User defined functions
Depending on the situation, users may wish to implement their own
replacement functions.
Where these are purely deterministic a single-argument function can be
passed into auto_replace() to generate new values:
simple_replacement <- function(vec) {
gsub(".*", "XXX", vec)
}
auto_replace(
head(replacement_rules),
simple_replacement
)
#> # A tibble: 6 × 3
#> If From To
#> <chr> <chr> <chr>
#> 1 [Scene: Central Perk, everyone is there.] Cent… XXX
#> 2 [Scene: Central Perk, everyone is there.] Perk XXX
#> 3 Phoebe Buffay Phoe… XXX
#> 4 Phoebe Buffay Buff… XXX
#> 5 Oh, Ross, Mon, is it okay if I bring someone to your parent's ann… Ross XXX
#> 6 Oh, Ross, Mon, is it okay if I bring someone to your parent's ann… Mon XXXIn addition, the user may wish to generate their own pesudo-random
replacements.
This can be done by wrapping the desired behaviour in
make_replacement_function() with the added requirement of
defining the maximum number of random states that can be generated
(e.g. if we used a toy example of the number “00” to “99” there would be
100 max random values).
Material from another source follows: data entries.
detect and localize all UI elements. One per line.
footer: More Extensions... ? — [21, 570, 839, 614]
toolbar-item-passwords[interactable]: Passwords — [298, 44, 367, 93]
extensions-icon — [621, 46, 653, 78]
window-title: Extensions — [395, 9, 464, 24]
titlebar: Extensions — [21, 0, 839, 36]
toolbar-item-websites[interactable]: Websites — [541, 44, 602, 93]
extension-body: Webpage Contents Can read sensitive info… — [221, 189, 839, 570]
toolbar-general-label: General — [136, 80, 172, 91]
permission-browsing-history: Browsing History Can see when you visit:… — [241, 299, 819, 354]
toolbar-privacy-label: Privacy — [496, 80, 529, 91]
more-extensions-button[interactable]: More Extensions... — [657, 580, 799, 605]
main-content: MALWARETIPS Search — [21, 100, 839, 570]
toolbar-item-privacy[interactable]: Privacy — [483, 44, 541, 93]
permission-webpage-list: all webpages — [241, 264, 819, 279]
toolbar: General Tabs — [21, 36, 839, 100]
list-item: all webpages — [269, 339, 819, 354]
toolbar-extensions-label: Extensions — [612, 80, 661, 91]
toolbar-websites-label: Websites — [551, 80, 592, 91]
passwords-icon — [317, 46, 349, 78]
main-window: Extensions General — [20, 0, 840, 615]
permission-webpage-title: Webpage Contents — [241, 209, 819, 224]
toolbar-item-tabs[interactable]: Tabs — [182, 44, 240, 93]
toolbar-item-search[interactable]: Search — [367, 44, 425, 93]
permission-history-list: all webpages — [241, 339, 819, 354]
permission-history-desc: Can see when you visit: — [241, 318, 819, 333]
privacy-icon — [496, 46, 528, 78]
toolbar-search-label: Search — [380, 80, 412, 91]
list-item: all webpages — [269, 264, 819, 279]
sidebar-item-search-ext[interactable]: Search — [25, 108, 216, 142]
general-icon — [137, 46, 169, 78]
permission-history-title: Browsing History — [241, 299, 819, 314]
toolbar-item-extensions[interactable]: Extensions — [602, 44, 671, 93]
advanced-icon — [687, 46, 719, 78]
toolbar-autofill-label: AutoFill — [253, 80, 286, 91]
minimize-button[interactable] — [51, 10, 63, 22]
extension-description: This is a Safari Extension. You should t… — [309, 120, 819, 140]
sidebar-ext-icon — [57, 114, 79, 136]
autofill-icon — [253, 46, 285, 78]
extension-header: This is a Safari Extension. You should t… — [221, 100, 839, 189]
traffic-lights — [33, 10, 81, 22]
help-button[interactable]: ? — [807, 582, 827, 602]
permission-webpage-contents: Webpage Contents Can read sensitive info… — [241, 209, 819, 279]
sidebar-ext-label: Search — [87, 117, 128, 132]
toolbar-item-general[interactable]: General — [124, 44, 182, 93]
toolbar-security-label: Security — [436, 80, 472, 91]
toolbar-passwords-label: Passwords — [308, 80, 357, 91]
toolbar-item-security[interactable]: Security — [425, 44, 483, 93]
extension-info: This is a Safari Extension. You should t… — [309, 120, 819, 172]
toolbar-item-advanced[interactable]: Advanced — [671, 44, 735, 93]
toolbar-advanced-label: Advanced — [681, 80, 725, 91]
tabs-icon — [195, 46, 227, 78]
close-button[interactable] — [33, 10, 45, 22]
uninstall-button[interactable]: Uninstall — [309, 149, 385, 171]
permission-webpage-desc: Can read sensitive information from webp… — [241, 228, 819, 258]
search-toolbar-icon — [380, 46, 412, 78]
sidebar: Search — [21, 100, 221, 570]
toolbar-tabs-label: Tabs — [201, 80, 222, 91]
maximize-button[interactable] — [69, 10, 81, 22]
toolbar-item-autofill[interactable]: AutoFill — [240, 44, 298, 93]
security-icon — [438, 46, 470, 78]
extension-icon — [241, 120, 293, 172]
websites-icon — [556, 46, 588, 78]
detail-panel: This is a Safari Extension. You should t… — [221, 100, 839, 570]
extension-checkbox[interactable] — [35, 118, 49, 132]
We implement this as:
numeric_replacement <- function() {
paste(sample(0:9, 2, T), collapse = "")
}
numeric_replacement <- make_replacement_function(numeric_replacement, 100)
numeric_replacement
#> replacement_function wrapping<All: FALSE>:
#> ConsistentMapper<0 of 100 values used>This fucntion can then be used in auto_replace() in the
same way as the deterministic function:
auto_replace(
head(replacement_rules),
numeric_replacement
)
#> # A tibble: 6 × 3
#> If From To
#> <chr> <chr> <chr>
#> 1 [Scene: Central Perk, everyone is there.] Cent… 41
#> 2 [Scene: Central Perk, everyone is there.] Perk 84
#> 3 Phoebe Buffay Phoe… 24
#> 4 Phoebe Buffay Buff… 05
#> 5 Oh, Ross, Mon, is it okay if I bring someone to your parent's ann… Ross 99
#> 6 Oh, Ross, Mon, is it okay if I bring someone to your parent's ann… Mon 33With the added benefit the functional representation tracks how many of the allowed values have been taken:
numeric_replacement
#> replacement_function wrapping<All: FALSE>:
#> ConsistentMapper<6 of 100 values used>With utilities supplied to retrieve the underlying key-value pairs
(see get_replacement_cache(), key_lookup() and
value_lookup()):
get_replacement_cache(numeric_replacement)
#> $Central
#> [1] "41"
#>
#> $Perk
#> [1] "84"
#>
#> $Phoebe
#> [1] "24"
#>
#> $Buffay
#> [1] "05"
#>
#> $Ross
#> [1] "99"
#>
#> $Mon
#> [1] "33"Summary
The automatic replacement tools allow users to:
- Rapidly generate redaction mappings for large datasets
- Choose between deterministic or randomised replacement strategies
- Convert replacement rules into reusable redaction functions
This approach separates PID identification from transformation, enabling reproducible and auditable redaction workflows.